Dès les civilisations premières, l'enjeu de la reproduction a structuré les rapports hommes-femmes dans des constructions sociales qui dépassent les déterminismes biologiques des corps. Face à la logique synchronique de l'évolution des techniques de fécondation in vitro, tout se passe, pour ceux qui s'y opposent au nom de la nature, comme si la rencontre en biologie du matérialisme et de l'aléatoire avait privé le sujet de l'irréductible singularité de sa naissance. Nous montrerons que cette inférence mène à une suite de faux arguments qui rend responsable la factualité biologique d'une représentation dévalorisée de l'humanité. La question de la procréation se confond avec celle de la filiation, voire de la reproduction. Les techniques de reproduction assistée sont perçues comme menaçant l'aléatoire de la naissance. La régulation des naissances s'opposerait à une forme d'élection qui, transformant le hasard en nécessité, ouvrirait le monde à un régime d'indétermination radicale, de contingence absolue. La tension apparente entre la plasticité radicale de la biologie et le déterminisme génétique est perçue comme un paradoxe qui semble objectivement réifier la représentation de l'humain. Cette confusion mène aux arguments les plus contradictoires sur la légitimité ou pas de manipuler l'embryon, unité individuante, ce qui risquerait de transformer l'élection biologisée de la naissance (le moment de la rencontre de deux gamètes) en vertige de l'indétermination et de l'incertain. Nous poserons ici avec Henri Atlan que la question de l'embryon peut difficilement se penser dans le cadre du binarisme classique de la raison, et exige une pensée de la complexité qui ne nécessite pas d'humaniser le matériel génétique.
L'essai de Henri Atlan résume la réflexion élaborée dans son oeuvre antérieure en nous rappelant que tout ce qui est propre à l'espèce humaine n'est pas enjeu d'humanité. Il tente de dénouer le malentendu sur le fait que nos gènes réduiraient à néant notre liberté, et nous invite à repenser la notion de liberté, non dans le cadre de l'ontologie cartésienne et dualiste de l'homme-machine, mais dans le cadre du monisme spinoziste. La question de la responsabilité scientifique est dès lors liée à une réflexion sur la validité du cadre épistémologique où se pense la question du statut de l'embryon. La diachronie de ce cadre de pensée permet de questionner les arguments affectifs ou catastrophistes liés à cette recherche, en s'attachant à séparer la multiplicité des possibles, d'une validation éthique causaliste. L'exigence envers le discours éthique est de se mettre en dialogue avec les hypothèses scientifiques. Henri Atlan rappelle néanmoins que la seule finalité admissible pour toute intervention technique sur un individu humain en cours de développement doit rester le cadre thérapeutique. Il exclut le méliorisme dès lors qu'il vise l'instrumentalisation des personnes de façon irréversible. La thérapie génique sur cellules germinales, à l'ère de la biologie postgénomique, pose en effet de nouveaux défis quant à la capacité de distinguer entre eugénisme privé et eugénisme positif de fabrication.

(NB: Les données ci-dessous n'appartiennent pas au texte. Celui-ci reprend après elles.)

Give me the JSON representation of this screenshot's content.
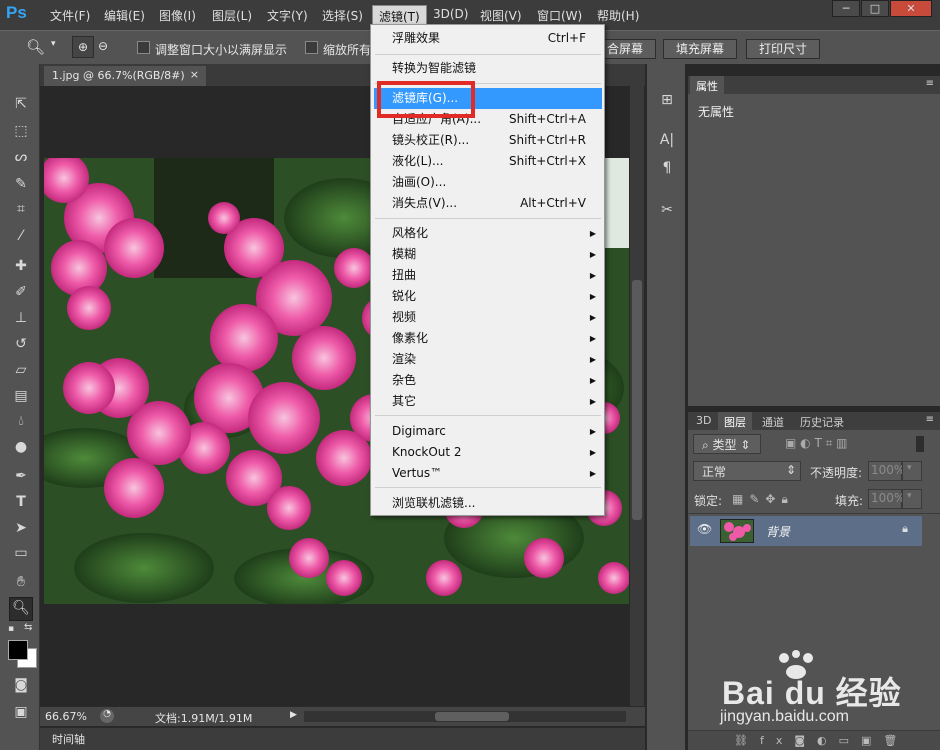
{
  "app": {
    "logo": "Ps"
  },
  "menubar": {
    "items": [
      "文件(F)",
      "编辑(E)",
      "图像(I)",
      "图层(L)",
      "文字(Y)",
      "选择(S)",
      "滤镜(T)",
      "3D(D)",
      "视图(V)",
      "窗口(W)",
      "帮助(H)"
    ],
    "active": "滤镜(T)"
  },
  "window_controls": {
    "minimize": "─",
    "maximize": "□",
    "close": "✕"
  },
  "options_bar": {
    "check1_label": "调整窗口大小以满屏显示",
    "check2_label": "缩放所有",
    "btn_fit": "合屏幕",
    "btn_fill": "填充屏幕",
    "btn_print": "打印尺寸"
  },
  "document": {
    "tab_title": "1.jpg @ 66.7%(RGB/8#)",
    "tab_close": "×"
  },
  "status": {
    "zoom": "66.67%",
    "doc_size": "文档:1.91M/1.91M"
  },
  "timeline": {
    "label": "时间轴"
  },
  "filter_menu": {
    "group1": [
      {
        "label": "浮雕效果",
        "shortcut": "Ctrl+F"
      }
    ],
    "group2": [
      {
        "label": "转换为智能滤镜"
      }
    ],
    "group3": [
      {
        "label": "滤镜库(G)...",
        "highlighted": true
      },
      {
        "label": "自适应广角(A)...",
        "shortcut": "Shift+Ctrl+A"
      },
      {
        "label": "镜头校正(R)...",
        "shortcut": "Shift+Ctrl+R"
      },
      {
        "label": "液化(L)...",
        "shortcut": "Shift+Ctrl+X"
      },
      {
        "label": "油画(O)..."
      },
      {
        "label": "消失点(V)...",
        "shortcut": "Alt+Ctrl+V"
      }
    ],
    "group4": [
      {
        "label": "风格化"
      },
      {
        "label": "模糊"
      },
      {
        "label": "扭曲"
      },
      {
        "label": "锐化"
      },
      {
        "label": "视频"
      },
      {
        "label": "像素化"
      },
      {
        "label": "渲染"
      },
      {
        "label": "杂色"
      },
      {
        "label": "其它"
      }
    ],
    "group5": [
      {
        "label": "Digimarc"
      },
      {
        "label": "KnockOut 2"
      },
      {
        "label": "Vertus™"
      }
    ],
    "group6": [
      {
        "label": "浏览联机滤镜..."
      }
    ]
  },
  "properties_panel": {
    "tab": "属性",
    "content": "无属性"
  },
  "layers_panel": {
    "tabs": [
      "3D",
      "图层",
      "通道",
      "历史记录"
    ],
    "active_tab": "图层",
    "filter_kind": "类型",
    "blend_mode": "正常",
    "opacity_label": "不透明度:",
    "opacity_value": "100%",
    "lock_label": "锁定:",
    "fill_label": "填充:",
    "fill_value": "100%",
    "layer_name": "背景"
  },
  "watermark": {
    "brand": "Bai du 经验",
    "url": "jingyan.baidu.com"
  },
  "colors": {
    "accent": "#3399ff",
    "highlight_box": "#e02b26",
    "ps_blue": "#33a5f7"
  }
}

Le problème éthique plus fondamental concerne le lien biologique entre gènes et embryons, dans un contexte où la sexualité et la maternité, dans leurs dimensions sociales, sont minimisées. Un dialogue nécessaire entre sciences biomédicales et représentations sociales doit être repris sans naïveté quant à son impact sur des représentations de la maternité et de la reproduction qui, ayant perdu tout caractère d'évidence, se figent sur le sens commun.